On the plus side, a recent patent discovered for the DualSense could revolutionize the way PlayStation controllers recharge. This patent snaps onto the back of the DualSense, providing players with some triggers on the bottom of the controller that can be mapped to perform various functions. On top of that, the patent depicts some type of charging apparatus within the back button attachment that would allow for a quick charge when the controller is placed on top of a charging mat of some kind. In other words, Sony is apparently putting a lot of thought into ways to max out the DualSense's overall battery life and make recharging it more convenient for gamers.

This stands in stark contrast to how Microsoft appears to be approaching the battery life of the Xbox Series X controller.
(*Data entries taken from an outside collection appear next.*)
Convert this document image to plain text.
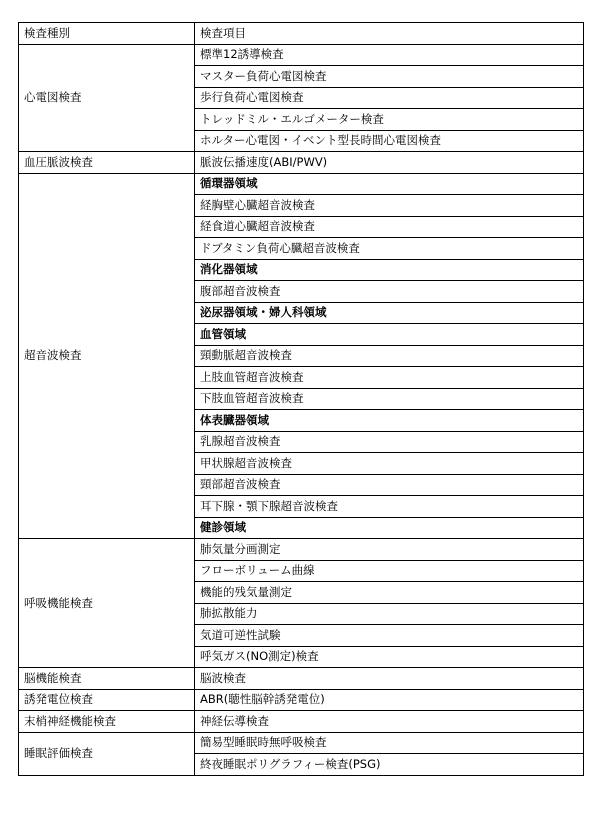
検査種別	検査項目
心電図検査	標準12誘導検査
	マスター負荷心電図検査
	歩行負荷心電図検査
	トレッドミル・エルゴメーター検査
	ホルター心電図・イベント型長時間心電図検査
血圧脈波検査	脈波伝播速度(ABI/PWV)
超音波検査	循環器領域
	経胸壁心臓超音波検査
	経食道心臓超音波検査
	ドブタミン負荷心臓超音波検査
	消化器領域
	腹部超音波検査
	泌尿器領域・婦人科領域
	血管領域
	頸動脈超音波検査
	上肢血管超音波検査
	下肢血管超音波検査
	体表臓器領域
	乳腺超音波検査
	甲状腺超音波検査
	頸部超音波検査
	耳下腺・顎下腺超音波検査
	健診領域
呼吸機能検査	肺気量分画測定
	フローボリューム曲線
	機能的残気量測定
	肺拡散能力
	気道可逆性試験
	呼気ガス(NO測定)検査
脳機能検査	脳波検査
誘発電位検査	ABR(聴性脳幹誘発電位)
末梢神経機能検査	神経伝導検査
睡眠評価検査	簡易型睡眠時無呼吸検査
	終夜睡眠ポリグラフィー検査(PSG)
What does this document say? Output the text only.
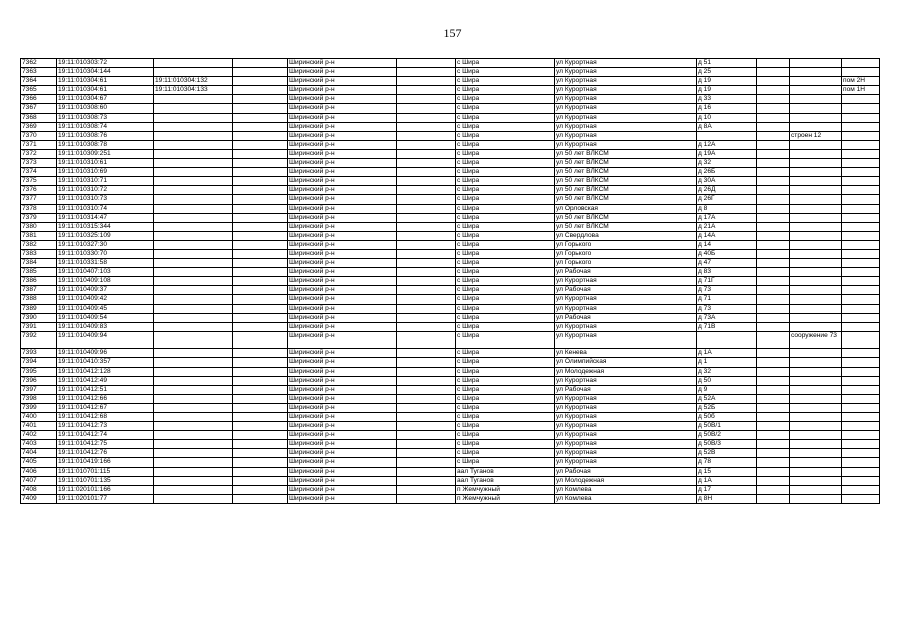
157
7362	19:11:010303:72			Ширинский р-н		с Шира	ул Курортная	д 51			
7363	19:11:010304:144			Ширинский р-н		с Шира	ул Курортная	д 25			
7364	19:11:010304:61	19:11:010304:132		Ширинский р-н		с Шира	ул Курортная	д 19			пом 2Н
7365	19:11:010304:61	19:11:010304:133		Ширинский р-н		с Шира	ул Курортная	д 19			пом 1Н
7366	19:11:010304:67			Ширинский р-н		с Шира	ул Курортная	д 33			
7367	19:11:010308:60			Ширинский р-н		с Шира	ул Курортная	д 16			
7368	19:11:010308:73			Ширинский р-н		с Шира	ул Курортная	д 10			
7369	19:11:010308:74			Ширинский р-н		с Шира	ул Курортная	д 8А			
7370	19:11:010308:76			Ширинский р-н		с Шира	ул Курортная			строен 12	
7371	19:11:010308:78			Ширинский р-н		с Шира	ул Курортная	д 12А			
7372	19:11:010309:251			Ширинский р-н		с Шира	ул 50 лет ВЛКСМ	д 19А			
7373	19:11:010310:61			Ширинский р-н		с Шира	ул 50 лет ВЛКСМ	д 32			
7374	19:11:010310:69			Ширинский р-н		с Шира	ул 50 лет ВЛКСМ	д 26Б			
7375	19:11:010310:71			Ширинский р-н		с Шира	ул 50 лет ВЛКСМ	д 30А			
7376	19:11:010310:72			Ширинский р-н		с Шира	ул 50 лет ВЛКСМ	д 26Д			
7377	19:11:010310:73			Ширинский р-н		с Шира	ул 50 лет ВЛКСМ	д 26Г			
7378	19:11:010310:74			Ширинский р-н		с Шира	ул Орловская	д 8			
7379	19:11:010314:47			Ширинский р-н		с Шира	ул 50 лет ВЛКСМ	д 17А			
7380	19:11:010315:344			Ширинский р-н		с Шира	ул 50 лет ВЛКСМ	д 21А			
7381	19:11:010325:109			Ширинский р-н		с Шира	ул Свердлова	д 14А			
7382	19:11:010327:30			Ширинский р-н		с Шира	ул Горького	д 14			
7383	19:11:010330:70			Ширинский р-н		с Шира	ул Горького	д 40Б			
7384	19:11:010331:58			Ширинский р-н		с Шира	ул Горького	д 47			
7385	19:11:010407:103			Ширинский р-н		с Шира	ул Рабочая	д 83			
7386	19:11:010409:108			Ширинский р-н		с Шира	ул Курортная	д 71Г			
7387	19:11:010409:37			Ширинский р-н		с Шира	ул Рабочая	д 73			
7388	19:11:010409:42			Ширинский р-н		с Шира	ул Курортная	д 71			
7389	19:11:010409:45			Ширинский р-н		с Шира	ул Курортная	д 73			
7390	19:11:010409:54			Ширинский р-н		с Шира	ул Рабочая	д 73А			
7391	19:11:010409:83			Ширинский р-н		с Шира	ул Курортная	д 71В			
7392	19:11:010409:94			Ширинский р-н		с Шира	ул Курортная			сооружение 73	
7393	19:11:010409:96			Ширинский р-н		с Шира	ул Кенева	д 1А			
7394	19:11:010410:357			Ширинский р-н		с Шира	ул Олимпийская	д 1			
7395	19:11:010412:128			Ширинский р-н		с Шира	ул Молодежная	д 32			
7396	19:11:010412:49			Ширинский р-н		с Шира	ул Курортная	д 50			
7397	19:11:010412:51			Ширинский р-н		с Шира	ул Рабочая	д 9			
7398	19:11:010412:66			Ширинский р-н		с Шира	ул Курортная	д 52А			
7399	19:11:010412:67			Ширинский р-н		с Шира	ул Курортная	д 52Б			
7400	19:11:010412:68			Ширинский р-н		с Шира	ул Курортная	д 50б			
7401	19:11:010412:73			Ширинский р-н		с Шира	ул Курортная	д 50В/1			
7402	19:11:010412:74			Ширинский р-н		с Шира	ул Курортная	д 50В/2			
7403	19:11:010412:75			Ширинский р-н		с Шира	ул Курортная	д 50В/3			
7404	19:11:010412:76			Ширинский р-н		с Шира	ул Курортная	д 52В			
7405	19:11:010419:166			Ширинский р-н		с Шира	ул Курортная	д 78			
7406	19:11:010701:115			Ширинский р-н		аал Туганов	ул Рабочая	д 15			
7407	19:11:010701:135			Ширинский р-н		аал Туганов	ул Молодежная	д 1А			
7408	19:11:020101:166			Ширинский р-н		п Жемчужный	ул Комлева	д 17			
7409	19:11:020101:77			Ширинский р-н		п Жемчужный	ул Комлева	д 8Н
Specifically, those controllers will still use actual AA batteries to keep them powered up. It's surprising to see a next-gen console using batteries instead of a built-in rechargeable pack or something of that nature. However, it has been argued that Microsoft went this route in order to provide users with a choice: you can use AAs or pick up a rechargeable battery pack.

Overall, it looks like Sony diehards have even more of a reason to hype up the power of the PlayStation 5 and the DualSense controller. As the release of the new console draws closer, it will become clear just how accurate these leaks truly are.